La plupart de ces noms nous arrivent à Stockholm dans une enveloppe. Un messager de l'Académie royale des sciences (sur la photo du haut: la femme au téléphone) amène un paquet de communiqués rédigés en anglais, une demi-heure ou une heure avant l'annonce officielle. Pas touche! Nous sommes priés d'attendre, comme le reste du monde, que le compte à rebours soit écoulé. Silence. Concentration.

En fait il y a deux cas: soit le messager, dans sa grande bonté, laisse le droit d'ouvrir l'enveloppe préalablement, sans que nous puissions aller plus loin; soit, plus intransigeant, il préfère que nous attendions le signal de l'Académie.

À ce signal, donné par téléphone, c'est la ruée. Il faut faire accoucher l'enveloppe vite et bien... vite surtout! Car chaque seconde compte! Le doigté est essentiel.

Quand le communiqué est à l'air libre, on se précipite sur les noms. Nom et nationalité(s) sont les premières infos que donne l'AFP.

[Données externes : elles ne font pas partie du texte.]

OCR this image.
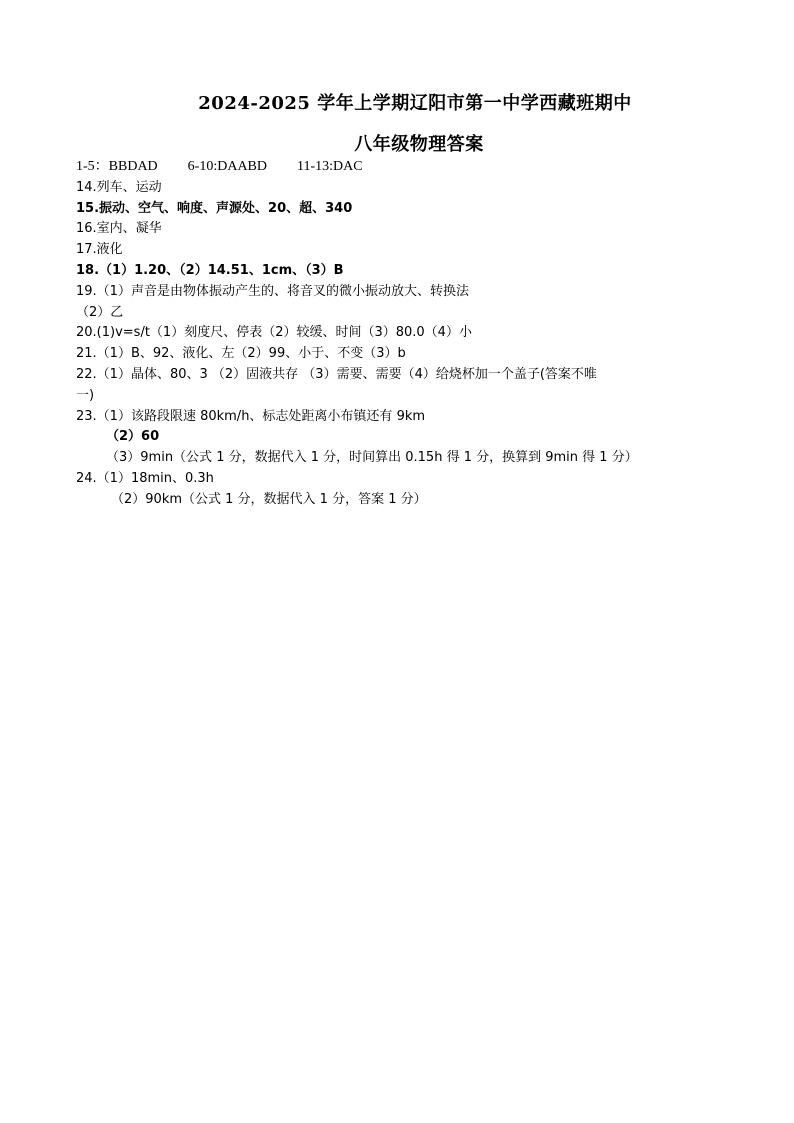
2024-2025 学年上学期辽阳市第一中学西藏班期中
八年级物理答案
1-5：BBDAD 6-10:DAABD 11-13:DAC
14.列车、运动
15.振动、空气、响度、声源处、20、超、340
16.室内、凝华
17.液化
18.（1）1.20、（2）14.51、1cm、（3）B
19.（1）声音是由物体振动产生的、将音叉的微小振动放大、转换法
（2）乙
20.(1)v=s/t（1）刻度尺、停表（2）较缓、时间（3）80.0（4）小
21.（1）B、92、液化、左（2）99、小于、不变（3）b
22.（1）晶体、80、3 （2）固液共存 （3）需要、需要（4）给烧杯加一个盖子(答案不唯
一)
23.（1）该路段限速 80km/h、标志处距离小布镇还有 9km
（2）60
（3）9min（公式 1 分，数据代入 1 分，时间算出 0.15h 得 1 分，换算到 9min 得 1 分）
24.（1）18min、0.3h
（2）90km（公式 1 分，数据代入 1 分，答案 1 分）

La photo ci-dessus montre une partie de l'équipe de l'AFP à Stockholm, 56 secondes avant l'annonce officielle du prix Nobel d'économie 2012. Chacun a une tâche bien précise: la journaliste Camille Bas-Wohlert (à gauche, de dos) attend le feu vert de la déléguée du comité Nobel (au téléphone) pour ouvrir l' "enveloppe magique" contenant quatre communiqués en anglais. Au premier plan: sur l'écran du directeur du bureau François Campredon, l' "alerte" en français est déjà à moitié rédigée, ne reste qu'à ajouter le nom des lauréats. Le journaliste Sören Billing (debout dos à la fenêtre) et la directrice adjointe du bureau Pia Ohlin (à droite) se chargeront de l' "alerte" en anglais et de recueillir les réactions en suédois. La quatrième copie du communiqué ira à Hugues Honoré dont la mission est de rédiger, dans la demi-heure, un "papier général" résumant tout... Sur le mur, la télévision diffuse l'annonce en direct de l'Académie Nobel.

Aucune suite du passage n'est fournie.